Abstract:Recently, Zero-Shot Node Classification (ZNC) has been an emerging and crucial task in graph data analysis. This task aims to predict nodes from unseen classes which are unobserved in the training process. Existing work mainly utilizes Graph Neural Networks (GNNs) to associate features' prototypes and labels' semantics thus enabling knowledge transfer from seen to unseen classes. However, the multi-faceted semantic orientation in the feature-semantic alignment has been neglected by previous work, i.e. the content of a node usually covers diverse topics that are relevant to the semantics of multiple labels. It's necessary to separate and judge the semantic factors that tremendously affect the cognitive ability to improve the generality of models.
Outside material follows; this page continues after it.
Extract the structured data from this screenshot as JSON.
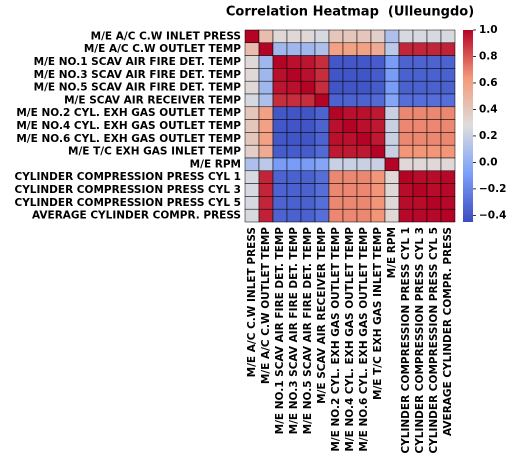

To this end, we propose a Knowledge-Aware Multi-Faceted framework (KMF) that enhances the richness of label semantics via the extracted KG (Knowledge Graph)-based topics. And then the content of each node is reconstructed to a topic-level representation that offers multi-faceted and fine-grained semantic relevancy to different labels. Due to the particularity of the graph's instance (i.e., node) representation, a novel geometric constraint is developed to alleviate the problem of prototype drift caused by node information aggregation. Finally, we conduct extensive experiments on several public graph datasets and design an application of zero-shot cross-domain recommendation. The quantitative results demonstrate both the effectiveness and generalization of KMF with the comparison of state-of-the-art baselines.